Trypophobia: Being terrified of holes is a real condition

Does this remind you of a sea snake? Credit: Wiki images Does this remind you of a sea snake?
Credit: Wiki images

Does honeycomb upset you? Would Swiss cheese ruin your day? It appears that trypophobia – or fear of holes – is a genuine phenomenon, as shown by the first scientific study of it.

Professor Geoff Cole of Essex University in the U.K. conducted the research, testing reactions to images, and told us that we have a problem.

Metro: Honeycomb is lovely – what’s the problem?

Cole: When a person with trypophobia looks at a trypophobic image, part of the brain tells them to be wary as it makes an association with poisonous animals that have high contrast colors.

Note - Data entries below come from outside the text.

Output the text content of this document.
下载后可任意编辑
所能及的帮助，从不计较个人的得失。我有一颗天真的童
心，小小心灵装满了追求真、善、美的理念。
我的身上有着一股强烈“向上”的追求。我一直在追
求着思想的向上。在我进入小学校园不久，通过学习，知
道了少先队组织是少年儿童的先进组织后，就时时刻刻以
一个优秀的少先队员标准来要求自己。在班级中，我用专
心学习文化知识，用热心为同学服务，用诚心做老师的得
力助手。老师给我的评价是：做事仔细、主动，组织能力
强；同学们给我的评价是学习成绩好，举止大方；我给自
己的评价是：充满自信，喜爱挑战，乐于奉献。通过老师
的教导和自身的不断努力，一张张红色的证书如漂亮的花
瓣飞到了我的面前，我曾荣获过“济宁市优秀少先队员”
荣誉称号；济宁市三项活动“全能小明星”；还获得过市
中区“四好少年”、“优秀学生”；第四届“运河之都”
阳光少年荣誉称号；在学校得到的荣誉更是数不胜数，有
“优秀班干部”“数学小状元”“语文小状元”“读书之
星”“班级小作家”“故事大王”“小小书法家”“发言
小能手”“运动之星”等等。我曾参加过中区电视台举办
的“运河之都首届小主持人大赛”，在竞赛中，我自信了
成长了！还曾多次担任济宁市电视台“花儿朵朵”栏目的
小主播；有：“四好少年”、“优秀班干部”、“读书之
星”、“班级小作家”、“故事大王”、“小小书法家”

We took trypophobic images and broke them down into fundamental units and got similar visual signatures.

I actually hate looking at honeycomb. Am I trypophobic?

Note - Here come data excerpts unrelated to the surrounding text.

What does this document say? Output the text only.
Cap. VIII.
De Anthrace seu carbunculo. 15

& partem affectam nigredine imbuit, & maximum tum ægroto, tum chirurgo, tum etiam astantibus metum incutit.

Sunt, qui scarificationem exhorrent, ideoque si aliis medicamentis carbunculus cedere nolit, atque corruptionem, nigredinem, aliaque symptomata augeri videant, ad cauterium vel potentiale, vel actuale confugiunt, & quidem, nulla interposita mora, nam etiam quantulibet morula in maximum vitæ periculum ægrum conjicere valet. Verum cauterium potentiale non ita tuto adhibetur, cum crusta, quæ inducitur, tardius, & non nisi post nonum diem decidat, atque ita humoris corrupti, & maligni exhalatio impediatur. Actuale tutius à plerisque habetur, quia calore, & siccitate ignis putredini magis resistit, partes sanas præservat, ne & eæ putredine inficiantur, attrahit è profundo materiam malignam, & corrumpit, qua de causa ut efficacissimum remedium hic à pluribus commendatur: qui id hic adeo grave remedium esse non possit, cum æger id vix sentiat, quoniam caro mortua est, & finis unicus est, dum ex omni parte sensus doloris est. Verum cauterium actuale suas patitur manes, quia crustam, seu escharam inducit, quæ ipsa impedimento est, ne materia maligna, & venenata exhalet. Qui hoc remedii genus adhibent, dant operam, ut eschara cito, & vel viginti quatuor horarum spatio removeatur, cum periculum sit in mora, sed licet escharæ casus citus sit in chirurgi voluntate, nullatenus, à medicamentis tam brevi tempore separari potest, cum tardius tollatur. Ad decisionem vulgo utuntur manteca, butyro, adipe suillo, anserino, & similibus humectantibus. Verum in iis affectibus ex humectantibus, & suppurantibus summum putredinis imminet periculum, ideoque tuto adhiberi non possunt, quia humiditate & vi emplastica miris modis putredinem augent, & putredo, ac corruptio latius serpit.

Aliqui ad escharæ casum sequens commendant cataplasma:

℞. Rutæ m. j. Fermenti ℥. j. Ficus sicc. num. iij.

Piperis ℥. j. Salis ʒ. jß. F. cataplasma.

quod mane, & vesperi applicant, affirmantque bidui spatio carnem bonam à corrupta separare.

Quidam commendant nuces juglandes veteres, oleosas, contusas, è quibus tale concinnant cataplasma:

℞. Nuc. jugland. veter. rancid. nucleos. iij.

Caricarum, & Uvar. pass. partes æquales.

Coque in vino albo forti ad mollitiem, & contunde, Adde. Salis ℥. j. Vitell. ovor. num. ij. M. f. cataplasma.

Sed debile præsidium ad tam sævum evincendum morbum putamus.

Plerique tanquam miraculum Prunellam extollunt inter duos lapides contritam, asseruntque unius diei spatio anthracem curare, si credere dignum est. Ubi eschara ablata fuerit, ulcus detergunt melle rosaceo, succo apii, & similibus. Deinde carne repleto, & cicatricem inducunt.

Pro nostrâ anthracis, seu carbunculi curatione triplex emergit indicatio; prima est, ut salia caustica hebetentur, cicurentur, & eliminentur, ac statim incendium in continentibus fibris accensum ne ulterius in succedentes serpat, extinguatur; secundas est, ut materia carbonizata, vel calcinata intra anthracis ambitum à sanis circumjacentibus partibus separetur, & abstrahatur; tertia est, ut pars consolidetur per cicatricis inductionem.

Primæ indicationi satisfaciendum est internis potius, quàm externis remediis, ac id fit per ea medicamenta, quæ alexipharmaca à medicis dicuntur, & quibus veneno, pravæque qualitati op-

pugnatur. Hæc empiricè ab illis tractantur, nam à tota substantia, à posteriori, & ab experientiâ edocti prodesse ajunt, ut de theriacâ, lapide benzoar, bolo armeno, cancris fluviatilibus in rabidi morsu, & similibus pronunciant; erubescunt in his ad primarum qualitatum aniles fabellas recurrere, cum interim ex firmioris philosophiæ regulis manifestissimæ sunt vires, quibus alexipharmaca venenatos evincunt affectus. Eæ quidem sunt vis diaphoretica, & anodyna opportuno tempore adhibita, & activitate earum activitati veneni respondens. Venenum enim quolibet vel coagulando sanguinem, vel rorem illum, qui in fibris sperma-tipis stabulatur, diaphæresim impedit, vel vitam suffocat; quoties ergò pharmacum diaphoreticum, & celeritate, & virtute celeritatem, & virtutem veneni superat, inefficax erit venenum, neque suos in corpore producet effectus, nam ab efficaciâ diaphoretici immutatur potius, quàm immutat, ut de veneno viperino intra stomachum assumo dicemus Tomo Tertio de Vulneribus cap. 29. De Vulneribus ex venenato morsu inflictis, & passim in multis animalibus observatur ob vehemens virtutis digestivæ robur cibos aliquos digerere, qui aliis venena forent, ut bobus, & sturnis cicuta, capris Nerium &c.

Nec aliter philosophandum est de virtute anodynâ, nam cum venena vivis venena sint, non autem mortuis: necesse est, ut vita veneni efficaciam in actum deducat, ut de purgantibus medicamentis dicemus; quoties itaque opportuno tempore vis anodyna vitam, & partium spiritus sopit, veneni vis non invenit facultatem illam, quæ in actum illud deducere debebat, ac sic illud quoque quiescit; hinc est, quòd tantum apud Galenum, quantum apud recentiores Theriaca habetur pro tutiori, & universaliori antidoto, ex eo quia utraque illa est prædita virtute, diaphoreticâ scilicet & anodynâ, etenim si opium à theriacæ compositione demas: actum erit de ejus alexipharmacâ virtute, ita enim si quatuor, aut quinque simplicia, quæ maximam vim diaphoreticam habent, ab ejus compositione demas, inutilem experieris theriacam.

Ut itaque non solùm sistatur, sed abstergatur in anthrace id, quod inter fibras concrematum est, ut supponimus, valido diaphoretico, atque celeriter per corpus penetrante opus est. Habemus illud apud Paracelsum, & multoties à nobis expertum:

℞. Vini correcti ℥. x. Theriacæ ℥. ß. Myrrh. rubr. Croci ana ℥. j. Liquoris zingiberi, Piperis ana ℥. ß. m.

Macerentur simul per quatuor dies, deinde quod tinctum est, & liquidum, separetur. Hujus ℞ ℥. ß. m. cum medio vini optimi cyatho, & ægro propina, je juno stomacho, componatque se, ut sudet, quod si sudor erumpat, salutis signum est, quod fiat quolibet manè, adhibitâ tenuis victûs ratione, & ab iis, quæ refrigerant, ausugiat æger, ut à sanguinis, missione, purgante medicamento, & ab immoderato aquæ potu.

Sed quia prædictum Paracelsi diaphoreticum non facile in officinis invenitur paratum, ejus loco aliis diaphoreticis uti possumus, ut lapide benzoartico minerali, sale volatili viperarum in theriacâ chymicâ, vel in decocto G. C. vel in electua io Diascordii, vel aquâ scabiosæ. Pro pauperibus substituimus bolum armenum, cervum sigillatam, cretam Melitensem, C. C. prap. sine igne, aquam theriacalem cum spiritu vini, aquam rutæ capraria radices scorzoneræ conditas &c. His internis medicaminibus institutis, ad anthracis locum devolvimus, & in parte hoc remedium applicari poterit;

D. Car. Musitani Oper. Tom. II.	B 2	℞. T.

We say 16 percent of people are but really everyone is affected to some extent – the most common phobia you never heard of. We asked people to rate images as disturbing or not, and even the ones that were not uncomfortable could understand that objects like lotus seed pods are not nice to look at.

How bad does it get?

Pretty bad – we hear people say a bad image can ruin their day. It becomes circular, playing on your mind and getting worse.

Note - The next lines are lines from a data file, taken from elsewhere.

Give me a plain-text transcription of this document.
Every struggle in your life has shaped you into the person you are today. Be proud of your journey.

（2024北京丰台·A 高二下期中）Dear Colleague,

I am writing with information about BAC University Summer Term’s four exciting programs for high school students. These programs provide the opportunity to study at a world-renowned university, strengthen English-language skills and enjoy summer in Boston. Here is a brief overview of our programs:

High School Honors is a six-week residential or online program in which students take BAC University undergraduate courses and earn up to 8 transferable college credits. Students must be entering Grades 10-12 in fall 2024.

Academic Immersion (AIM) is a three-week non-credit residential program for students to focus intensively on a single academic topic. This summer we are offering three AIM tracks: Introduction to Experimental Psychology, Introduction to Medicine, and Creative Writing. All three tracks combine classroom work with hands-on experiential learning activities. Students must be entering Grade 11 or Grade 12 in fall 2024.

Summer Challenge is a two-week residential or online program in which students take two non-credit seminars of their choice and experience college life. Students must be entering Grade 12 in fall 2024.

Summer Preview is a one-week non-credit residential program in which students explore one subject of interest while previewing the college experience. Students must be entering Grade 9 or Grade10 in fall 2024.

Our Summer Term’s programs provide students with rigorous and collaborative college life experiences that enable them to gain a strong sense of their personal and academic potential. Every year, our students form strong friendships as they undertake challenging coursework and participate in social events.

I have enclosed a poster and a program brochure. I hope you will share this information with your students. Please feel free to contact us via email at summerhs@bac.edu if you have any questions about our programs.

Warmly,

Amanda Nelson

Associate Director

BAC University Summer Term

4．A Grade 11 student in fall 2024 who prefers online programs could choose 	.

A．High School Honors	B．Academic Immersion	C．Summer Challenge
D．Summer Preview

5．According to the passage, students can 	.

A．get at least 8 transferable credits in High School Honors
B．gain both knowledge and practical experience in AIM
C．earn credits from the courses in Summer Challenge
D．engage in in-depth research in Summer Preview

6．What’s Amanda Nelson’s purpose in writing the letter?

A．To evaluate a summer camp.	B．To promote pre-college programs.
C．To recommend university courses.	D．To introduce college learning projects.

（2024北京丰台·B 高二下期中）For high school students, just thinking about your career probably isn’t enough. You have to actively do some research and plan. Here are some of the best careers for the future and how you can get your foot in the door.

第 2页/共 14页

Which holes are the worst?

They tend to be 3-4 mm wide and in a cluster, with a dark light outside.

How do you treat it?

Desensitization — like most phobias. Present people with the stimulus inducing fear, and eventually it just subsides.

After doing this study, do you now have an aversion to holes?

The opposite! I knew about this because I was trypophobic at school. Someone drilled a hole in a coin and I was so sick I had to leave. When I moved into brain science I mentioned it to my partner and said I might not be able to do the research. But now I have seen the images so many times I’m not disturbed.